# Word Cloud Generator

## Pre-processing

Text preprocessing and normalization is crucial before building a proper NLP model. Some of the important steps are:

1. converting words to lower/upper case
2. removing special characters
3. removing stopwords and high/low-frequency words
4. stemming/lemmatization

In [None]:
import numpy as np
import pandas as pd
import os
import nltk
from nltk import word_tokenize
from sklearn.feature_extraction.text import CountVectorizer
from collections import Counter
import matplotlib.pyplot as plt
from wordcloud import WordCloud
#from pylab import rcParams
from sklearn.model_selection import train_test_split
from sklearn.linear_model import LogisticRegression
from sklearn.metrics import accuracy_score
from sklearn.metrics import f1_score
from sklearn.ensemble import RandomForestClassifier
from sklearn.feature_extraction.text import TfidfVectorizer
#rcParams['figure.figsize'] = 30, 60

%matplotlib inline

In [None]:
os.getcwd()

In [None]:
## Testing data for text, ideally one column with text strings
data = pd.read_excel('Comments.xlsx')
data.shape

In [None]:
data.head(5)

### 1. converting words to lower/upper case:

Let's start by converting all of the words into a consistent case format, say lowercase

In [None]:
data.Comments=data.Comments.astype(str)

In [None]:
## Getting the number of words by splitting them by a space
words = data.Comments.apply(lambda x: len(x.split(" ")))
words.hist(bins = 100)

Validating number of words of the set:

In [None]:
data.Comments.describe()

Initial Word Cloud from step 1:

In [None]:
word_cloud = ''.join(map(str, data.Comments))
print(len(word_cloud))
wordcloud = WordCloud(max_font_size=200, background_color="white",\
                          scale = 5,width=700, height=400).generate(word_cloud)
plt.figure()
plt.imshow(wordcloud, interpolation="bilinear")
plt.axis("off")
plt.show()

In [None]:
data['text_review'] = data.Comments.apply(lambda x: x.lower())

In [None]:
from nltk import word_tokenize

token = [word_tokenize(each) for each in data.Comments]
tokens = [item for sublist in token for item in sublist]
print("Number of unique tokens then: ",len(set(tokens)))

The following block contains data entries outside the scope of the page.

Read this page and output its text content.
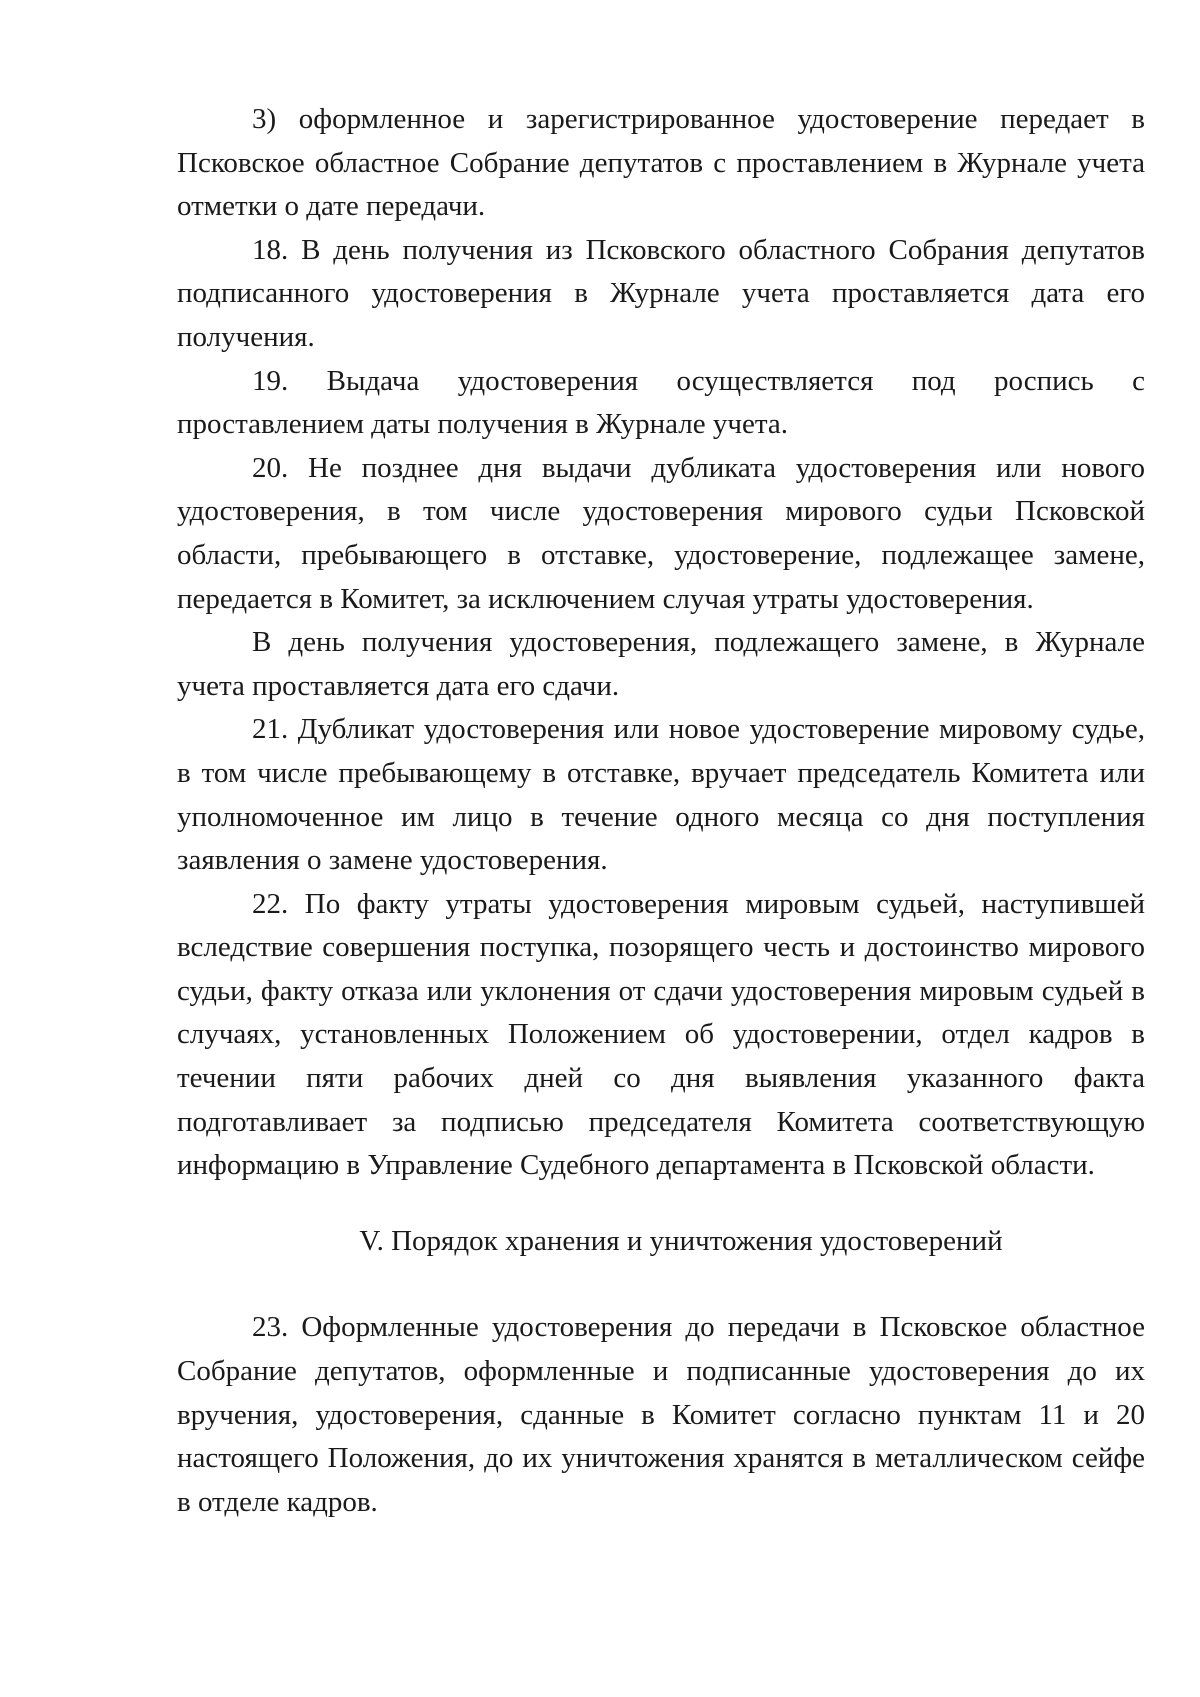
3) оформленное и зарегистрированное удостоверение передает в Псковское областное Собрание депутатов с проставлением в Журнале учета отметки о дате передачи.

18. В день получения из Псковского областного Собрания депутатов подписанного удостоверения в Журнале учета проставляется дата его получения.

19. Выдача удостоверения осуществляется под роспись с проставлением даты получения в Журнале учета.

20. Не позднее дня выдачи дубликата удостоверения или нового удостоверения, в том числе удостоверения мирового судьи Псковской области, пребывающего в отставке, удостоверение, подлежащее замене, передается в Комитет, за исключением случая утраты удостоверения.

В день получения удостоверения, подлежащего замене, в Журнале учета проставляется дата его сдачи.

21. Дубликат удостоверения или новое удостоверение мировому судье, в том числе пребывающему в отставке, вручает председатель Комитета или уполномоченное им лицо в течение одного месяца со дня поступления заявления о замене удостоверения.

22. По факту утраты удостоверения мировым судьей, наступившей вследствие совершения поступка, позорящего честь и достоинство мирового судьи, факту отказа или уклонения от сдачи удостоверения мировым судьей в случаях, установленных Положением об удостоверении, отдел кадров в течении пяти рабочих дней со дня выявления указанного факта подготавливает за подписью председателя Комитета соответствующую информацию в Управление Судебного департамента в Псковской области.

V. Порядок хранения и уничтожения удостоверений

23. Оформленные удостоверения до передачи в Псковское областное Собрание депутатов, оформленные и подписанные удостоверения до их вручения, удостоверения, сданные в Комитет согласно пунктам 11 и 20 настоящего Положения, до их уничтожения хранятся в металлическом сейфе в отделе кадров.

token_lists_lower = [word_tokenize(each) for each in data.text_review]
tokens_lower = [item for sublist in token_lists_lower for item in sublist]
print("Number of unique tokens now: ",len(set(tokens_lower)))

The number of tokens has gone down just from normalizing the case.

### 2. removing special characters:

For the sake of simplicity, we will proceed by removing all of the special characters; however, it pays to keep in mind that this is something to revisit depending on the results we get later. The following gives a list of all the special characters in our dataset

In [None]:
### Selecting non alpha numeric charactes that are not spaces
spl_chars = data.text_review.apply(lambda x: [each for each in list(x) if not each.isalnum() and each != ' '])

## Getting list of list into a single list
flat_list = [item for sublist in spl_chars for item in sublist]

## Unique special characters
set(flat_list)

In [None]:
import re
review_backup = data.text_review.copy()
data.text_review = data.text_review.apply(lambda x: re.sub('[^A-Za-z0-9 ]+', ' ', x))

We can see how our reviews change after removing these:

In [None]:
print("Old Review:")
review_backup.values[0]

In [None]:
print("New Review:")
data.text_review[0]

The number of unique tokens has dropped further:

In [None]:
token_lists = [word_tokenize(each) for each in data.Comments]
tokens = [item for sublist in token_lists for item in sublist]
print("Number of unique tokens then: ",len(set(tokens)))

token_lists = [word_tokenize(each) for each in data.text_review]
tokens = [item for sublist in token_lists for item in sublist]
print("Number of unique tokens now: ",len(set(tokens)))

Word Cloud for step 2 excluding special characters:

In [None]:
word_cloud_review = ''.join(map(str, data.text_review))
print(len(word_cloud_review))
wordcloud = WordCloud(max_font_size=500, background_color="white",\
                          scale = 6,width=1600, height=800).generate(word_cloud_review)
plt.figure(figsize=(20,10))
plt.imshow(wordcloud, interpolation="bilinear")
plt.axis("off")
plt.show()
plt.savefig('wordcloud.png', bbox_inches='tight')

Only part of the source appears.